Supreme CourtOn October 30, CUPA-HR, the American Council on Education (ACE) and 36 other higher education associations filed an amicus brief with the U.S. Supreme Court in Fisher v. University of Texas at Austin (UT) as the Court prepares to hear arguments for a second time, on December 9, regarding the constitutionality of UT’s diversity in admissions policy.

The case focuses on Abigail Fisher, a white woman denied admission to UT in 2008, who sued the university after her application was rejected, stating that the only difference between her and the other successful applicants was “the color of our skin.” UT admits the vast majority of students (80 percent) in a class based on the Texas Ten Percent Plan, which grants students in the top 10 percent of their high school class automatic admission to the Texas public university of their choice. For the remaining 20 percent of its entering class, UT uses a holistic review, considering race among many other factors, in its admission policy.

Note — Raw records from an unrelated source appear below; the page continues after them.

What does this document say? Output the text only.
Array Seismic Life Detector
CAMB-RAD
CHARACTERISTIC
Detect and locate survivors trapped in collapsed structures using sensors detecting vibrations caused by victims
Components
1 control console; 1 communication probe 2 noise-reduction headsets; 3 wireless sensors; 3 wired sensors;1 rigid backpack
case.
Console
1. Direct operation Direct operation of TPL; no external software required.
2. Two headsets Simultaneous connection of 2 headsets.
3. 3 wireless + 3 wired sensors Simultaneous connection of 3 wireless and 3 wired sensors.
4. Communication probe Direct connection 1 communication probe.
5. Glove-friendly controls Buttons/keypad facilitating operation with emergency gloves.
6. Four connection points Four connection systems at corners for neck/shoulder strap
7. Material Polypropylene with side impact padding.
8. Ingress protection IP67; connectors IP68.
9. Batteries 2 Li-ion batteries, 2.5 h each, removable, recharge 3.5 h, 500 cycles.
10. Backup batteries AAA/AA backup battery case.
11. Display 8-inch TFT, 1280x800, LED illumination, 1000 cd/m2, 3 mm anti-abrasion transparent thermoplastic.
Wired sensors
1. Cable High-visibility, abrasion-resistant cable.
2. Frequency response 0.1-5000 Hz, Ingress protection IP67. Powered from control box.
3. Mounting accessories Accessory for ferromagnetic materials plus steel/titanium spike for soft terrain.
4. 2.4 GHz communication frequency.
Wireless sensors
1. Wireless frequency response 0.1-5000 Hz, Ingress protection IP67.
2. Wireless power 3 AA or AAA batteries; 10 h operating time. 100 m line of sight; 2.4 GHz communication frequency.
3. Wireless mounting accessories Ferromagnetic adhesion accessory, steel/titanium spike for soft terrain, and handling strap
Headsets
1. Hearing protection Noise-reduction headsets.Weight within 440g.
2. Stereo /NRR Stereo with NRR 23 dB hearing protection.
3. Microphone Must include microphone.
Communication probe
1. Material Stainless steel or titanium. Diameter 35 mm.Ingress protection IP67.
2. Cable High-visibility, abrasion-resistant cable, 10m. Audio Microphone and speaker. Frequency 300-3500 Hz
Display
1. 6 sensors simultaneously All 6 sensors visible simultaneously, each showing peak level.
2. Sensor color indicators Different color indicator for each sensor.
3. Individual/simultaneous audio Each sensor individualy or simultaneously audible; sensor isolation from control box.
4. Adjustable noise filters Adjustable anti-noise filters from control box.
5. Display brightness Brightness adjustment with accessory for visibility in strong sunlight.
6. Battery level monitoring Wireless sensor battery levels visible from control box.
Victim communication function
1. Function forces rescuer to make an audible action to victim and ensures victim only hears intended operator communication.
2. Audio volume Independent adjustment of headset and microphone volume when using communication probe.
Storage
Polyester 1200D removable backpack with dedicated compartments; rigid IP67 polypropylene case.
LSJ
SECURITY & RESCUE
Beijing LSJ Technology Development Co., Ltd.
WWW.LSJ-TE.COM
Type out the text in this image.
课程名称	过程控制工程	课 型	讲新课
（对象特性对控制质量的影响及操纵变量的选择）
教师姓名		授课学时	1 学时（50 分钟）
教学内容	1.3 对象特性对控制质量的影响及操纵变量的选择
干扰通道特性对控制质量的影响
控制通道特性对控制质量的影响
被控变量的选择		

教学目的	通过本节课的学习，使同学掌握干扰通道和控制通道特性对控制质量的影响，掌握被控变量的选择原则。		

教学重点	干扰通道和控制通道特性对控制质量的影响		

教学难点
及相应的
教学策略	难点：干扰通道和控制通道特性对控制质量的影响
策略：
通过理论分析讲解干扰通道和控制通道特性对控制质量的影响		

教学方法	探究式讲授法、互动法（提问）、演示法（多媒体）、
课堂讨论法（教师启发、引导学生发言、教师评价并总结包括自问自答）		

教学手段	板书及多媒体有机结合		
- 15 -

The suit, brought in 2008, made its way up to the Supreme Court in 2013 following the decisions of a federal district court and the U.S. Court of Appeals for the Fifth Circuit to uphold the university’s policy. When Fisher appealed to the Supreme Court in 2013 (Fisher I) on the grounds that UT’s policy is inconsistent with Grutter v. Bollinger – the 2003 University of Michigan case confirming the appropriate but limited role race can play in college admissions – the justices voted to vacate the decision and remanded the case for further consideration.

In its decision, the Supreme Court maintained that the educational benefits that flow from a diverse student body merit the consideration of race. However, it also found that the court of appeals did not apply the correct standard of “strict scrutiny” to UT’s admission’s policies. Following the subsequent decision of the Fifth Circuit that UT had indeed met the strict scrutiny standard, Fisher appealed again, setting up December’s hearing.

Our jointly submitted brief explains the important role student diversity plays in the collective educational objectives of colleges and universities seeking “to admit and support a cohort of students whose ‘chemistry,’ individually and collectively, fosters exceptional learning.” The brief explains that “the interest in student diversity is compelling because [it is] grounded in educational benefit and rooted in educational judgment” — a view affirmed by past Supreme Court justices in Regents of the University of California v. Bakke, Grutter and Fisher I — and that colleges and educators, not courts, are best equipped to gauge “how and what kinds of diversity yield educational benefit.”

As success in today’s economy relies on collaboration with an increasingly diverse workforce, students today must receive direct experience with people of different backgrounds, and colleges and universities must have the right to assemble students to make such direct experience possible.